À primeira vista, tudo parece discreto, quase sem graça. Mas, nesses segundos, se decide algo que muita gente só percebe quando já é tarde: se as próprias pernas ainda conseguem levar alguém pela vida - ou apenas de um cômodo ao outro. O exercício se chama “levantada lenta da cadeira”. E, em silêncio, ele está mudando o cotidiano de muitas pessoas com mais de 65 anos.
Por que os exercícios lentos de força na terceira idade fazem tanta diferença
Quem já tentou não apressar uma pessoa mais velha na escada conhece bem essa mistura de compaixão e impaciência. O ritmo é mais lento, e cada degrau vira uma pequena missão. Só que essa perda de leveza não aparece de uma hora para outra. Ela vai chegando aos poucos, quase sem ser notada, ano após ano, sempre que exigimos um pouco menos das pernas.
A parte mais objetiva da história é esta: por volta dos 50 anos, começamos a perder massa muscular todos os anos se não fizermos nada para impedir isso. Depois dos 65, isso costuma atingir com mais força as coxas e os glúteos - exatamente os músculos de que precisamos para levantar, subir escadas e carregar compras. A subida lenta da cadeira funciona como o oposto da resignação. Não é barulhenta, não é vistosa. Parece mais uma retomada silenciosa.

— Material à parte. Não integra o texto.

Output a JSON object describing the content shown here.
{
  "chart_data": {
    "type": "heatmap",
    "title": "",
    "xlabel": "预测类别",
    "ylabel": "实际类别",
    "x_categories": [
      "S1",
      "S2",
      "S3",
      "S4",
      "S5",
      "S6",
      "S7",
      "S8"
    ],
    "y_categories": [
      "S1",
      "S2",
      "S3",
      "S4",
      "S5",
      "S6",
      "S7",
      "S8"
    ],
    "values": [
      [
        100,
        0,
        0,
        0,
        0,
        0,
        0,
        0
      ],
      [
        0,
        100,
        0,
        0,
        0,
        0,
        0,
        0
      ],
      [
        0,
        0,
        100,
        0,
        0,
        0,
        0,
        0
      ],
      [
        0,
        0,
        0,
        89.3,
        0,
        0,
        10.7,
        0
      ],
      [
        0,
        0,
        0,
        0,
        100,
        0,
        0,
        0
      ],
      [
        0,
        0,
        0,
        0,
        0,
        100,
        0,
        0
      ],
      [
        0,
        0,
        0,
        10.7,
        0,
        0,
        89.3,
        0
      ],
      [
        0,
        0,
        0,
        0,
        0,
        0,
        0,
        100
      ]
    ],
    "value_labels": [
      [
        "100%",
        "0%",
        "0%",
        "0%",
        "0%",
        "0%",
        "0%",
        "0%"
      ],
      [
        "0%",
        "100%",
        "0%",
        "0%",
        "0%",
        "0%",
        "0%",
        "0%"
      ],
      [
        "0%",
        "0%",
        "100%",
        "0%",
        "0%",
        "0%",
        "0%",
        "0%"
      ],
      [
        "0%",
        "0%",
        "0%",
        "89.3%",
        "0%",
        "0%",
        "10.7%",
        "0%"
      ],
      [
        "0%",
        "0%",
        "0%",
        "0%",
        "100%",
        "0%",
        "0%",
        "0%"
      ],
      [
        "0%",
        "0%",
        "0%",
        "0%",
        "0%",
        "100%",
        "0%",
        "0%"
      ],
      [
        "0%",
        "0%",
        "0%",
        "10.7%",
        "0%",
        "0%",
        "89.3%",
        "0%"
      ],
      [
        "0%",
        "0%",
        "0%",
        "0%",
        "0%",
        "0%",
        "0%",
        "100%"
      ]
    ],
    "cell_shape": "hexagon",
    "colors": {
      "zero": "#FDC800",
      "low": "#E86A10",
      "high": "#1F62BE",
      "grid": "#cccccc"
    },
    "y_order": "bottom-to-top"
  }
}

A geriatria já tem um nome técnico para isso: “teste de sentar e levantar”. Em pesquisas, mede-se quantas vezes uma pessoa consegue se levantar de uma cadeira e sentar novamente em 30 segundos. Parece simples, mas revela bastante: risco de queda, autonomia e até expectativa de vida. Em uma pesquisa britânica, pessoas que treinavam esse movimento com regularidade tiveram desempenho bem melhor em tarefas do dia a dia - da compra de mercado a vestir as meias em pé.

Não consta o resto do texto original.